Back in 2001, when I first set up my writing business, here’s a small sample of what was common advice at the time.
You must have an office in an office park, otherwise you’re not a real business.
You must have a fax machine. And a separate land line. Otherwise people won’t take you seriously.
It’s okay if your website is nothing but static content on cheap hosting. You’re going to do most of your direct marketing in person, through mail or by phone anyway.
You must accept lengthy terms of payment well in excess of 30 days and always by cheque, otherwise you’ll seem difficult to work with.
You need to have in-house staff and have a wide range of services to offer, otherwise you’re just a freelancer.

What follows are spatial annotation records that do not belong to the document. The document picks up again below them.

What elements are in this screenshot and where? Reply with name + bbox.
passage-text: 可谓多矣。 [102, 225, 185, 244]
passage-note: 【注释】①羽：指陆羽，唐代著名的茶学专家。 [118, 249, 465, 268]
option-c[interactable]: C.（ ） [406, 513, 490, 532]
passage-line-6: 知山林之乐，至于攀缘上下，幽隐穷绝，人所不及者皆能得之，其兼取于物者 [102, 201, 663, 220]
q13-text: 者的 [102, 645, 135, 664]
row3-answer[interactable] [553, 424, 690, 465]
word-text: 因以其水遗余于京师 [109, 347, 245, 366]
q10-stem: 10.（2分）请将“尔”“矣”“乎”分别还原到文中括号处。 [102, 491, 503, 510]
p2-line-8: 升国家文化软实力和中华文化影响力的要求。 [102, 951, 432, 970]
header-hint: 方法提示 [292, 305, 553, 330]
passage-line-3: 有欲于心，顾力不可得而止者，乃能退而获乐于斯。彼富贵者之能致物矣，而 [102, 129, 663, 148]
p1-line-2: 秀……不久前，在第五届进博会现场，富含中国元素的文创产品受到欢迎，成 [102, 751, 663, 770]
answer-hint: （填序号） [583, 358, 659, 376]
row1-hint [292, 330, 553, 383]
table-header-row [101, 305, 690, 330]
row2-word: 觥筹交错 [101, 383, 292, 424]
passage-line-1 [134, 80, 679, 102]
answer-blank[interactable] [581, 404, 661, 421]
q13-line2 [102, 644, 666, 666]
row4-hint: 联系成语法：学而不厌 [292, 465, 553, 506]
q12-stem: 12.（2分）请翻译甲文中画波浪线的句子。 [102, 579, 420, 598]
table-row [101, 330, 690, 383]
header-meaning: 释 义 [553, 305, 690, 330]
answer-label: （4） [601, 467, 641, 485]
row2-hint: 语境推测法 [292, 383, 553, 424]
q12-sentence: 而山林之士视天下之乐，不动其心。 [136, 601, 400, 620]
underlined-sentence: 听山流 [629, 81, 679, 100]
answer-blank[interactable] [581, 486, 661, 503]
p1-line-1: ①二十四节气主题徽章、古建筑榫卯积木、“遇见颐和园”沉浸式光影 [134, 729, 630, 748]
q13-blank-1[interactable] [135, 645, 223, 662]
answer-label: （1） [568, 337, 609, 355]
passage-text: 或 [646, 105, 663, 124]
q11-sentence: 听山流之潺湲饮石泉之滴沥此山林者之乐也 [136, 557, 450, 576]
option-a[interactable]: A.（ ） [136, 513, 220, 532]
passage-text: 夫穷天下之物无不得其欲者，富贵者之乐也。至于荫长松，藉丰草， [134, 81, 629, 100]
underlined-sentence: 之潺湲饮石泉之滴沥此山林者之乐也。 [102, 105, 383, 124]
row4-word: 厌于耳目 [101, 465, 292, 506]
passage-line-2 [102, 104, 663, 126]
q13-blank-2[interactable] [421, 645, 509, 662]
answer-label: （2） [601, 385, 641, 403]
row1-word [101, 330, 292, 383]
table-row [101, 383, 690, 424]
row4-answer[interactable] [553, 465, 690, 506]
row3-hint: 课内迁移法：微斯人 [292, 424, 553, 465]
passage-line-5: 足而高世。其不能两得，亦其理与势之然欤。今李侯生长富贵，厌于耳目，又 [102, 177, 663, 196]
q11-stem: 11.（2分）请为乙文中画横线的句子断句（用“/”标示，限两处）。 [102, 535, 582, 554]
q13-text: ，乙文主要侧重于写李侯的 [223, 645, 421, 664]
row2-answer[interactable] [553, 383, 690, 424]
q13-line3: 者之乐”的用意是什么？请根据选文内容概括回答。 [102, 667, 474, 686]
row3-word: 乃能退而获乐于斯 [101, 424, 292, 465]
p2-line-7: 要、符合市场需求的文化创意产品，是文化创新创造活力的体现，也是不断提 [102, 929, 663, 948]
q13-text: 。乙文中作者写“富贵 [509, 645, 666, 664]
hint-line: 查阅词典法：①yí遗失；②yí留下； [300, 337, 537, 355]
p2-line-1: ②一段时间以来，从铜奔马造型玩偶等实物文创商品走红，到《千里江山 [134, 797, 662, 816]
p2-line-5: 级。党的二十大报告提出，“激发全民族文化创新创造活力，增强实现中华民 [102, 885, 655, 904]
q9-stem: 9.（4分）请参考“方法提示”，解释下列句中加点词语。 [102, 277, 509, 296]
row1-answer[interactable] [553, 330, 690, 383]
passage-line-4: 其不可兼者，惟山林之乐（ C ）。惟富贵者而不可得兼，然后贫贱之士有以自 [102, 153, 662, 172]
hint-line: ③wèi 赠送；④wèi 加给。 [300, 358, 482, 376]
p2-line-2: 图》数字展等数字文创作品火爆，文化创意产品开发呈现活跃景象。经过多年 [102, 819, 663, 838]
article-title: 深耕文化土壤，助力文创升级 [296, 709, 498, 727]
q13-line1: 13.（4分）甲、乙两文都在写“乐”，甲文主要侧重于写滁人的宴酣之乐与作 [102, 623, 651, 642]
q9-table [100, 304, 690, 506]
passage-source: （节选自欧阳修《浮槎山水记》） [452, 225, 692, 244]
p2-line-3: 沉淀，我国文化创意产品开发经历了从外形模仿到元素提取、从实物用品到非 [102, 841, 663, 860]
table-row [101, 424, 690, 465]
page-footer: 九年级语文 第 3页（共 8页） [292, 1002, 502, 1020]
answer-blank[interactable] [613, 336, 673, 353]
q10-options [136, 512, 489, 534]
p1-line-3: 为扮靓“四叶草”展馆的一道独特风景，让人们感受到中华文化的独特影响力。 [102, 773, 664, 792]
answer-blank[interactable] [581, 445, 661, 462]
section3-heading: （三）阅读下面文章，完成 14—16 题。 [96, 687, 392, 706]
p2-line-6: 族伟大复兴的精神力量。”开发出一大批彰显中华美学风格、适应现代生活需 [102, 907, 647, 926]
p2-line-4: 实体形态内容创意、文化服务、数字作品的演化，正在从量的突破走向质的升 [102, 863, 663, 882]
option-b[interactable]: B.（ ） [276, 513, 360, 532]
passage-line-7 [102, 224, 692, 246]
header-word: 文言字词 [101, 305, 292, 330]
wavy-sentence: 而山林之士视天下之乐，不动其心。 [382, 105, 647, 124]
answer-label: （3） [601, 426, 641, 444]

Belief and bias about a “one right way” to structure and run a business comes from what people think is true, until it’s not.
More often, these notions are a by-product of habit and sometimes even of a self-insulating arrogance about the world. This is how rules (especially unwritten ones) propagate.
Rules are not facts. Rather, they are subject to change by deeper, rarer truths about what your market expects and wants and needs.
You can choose to buy in to the mythologies of others. Or you can make your own.
Either way, the rules that you choose to adopt are going to serve you and your customers best when they show the value of what you do, rather than just adhere to someone else’s idea about how the work needs to get done.
Jason Fried of Basecamp sums it up nicely in his book Rework: “There’s a new reality. Today anyone can be in business. Tools that used to be out of reach are now easily accessible. Technology that cost thousands is now just a few bucks or even free. One person can do the job of two or three or, in some cases, an entire department. Stuff that was impossible just a few years ago is simple today.”
Things have changed. Building a business that’s right for you and right for your clients is no longer a matter of choosing one over the other.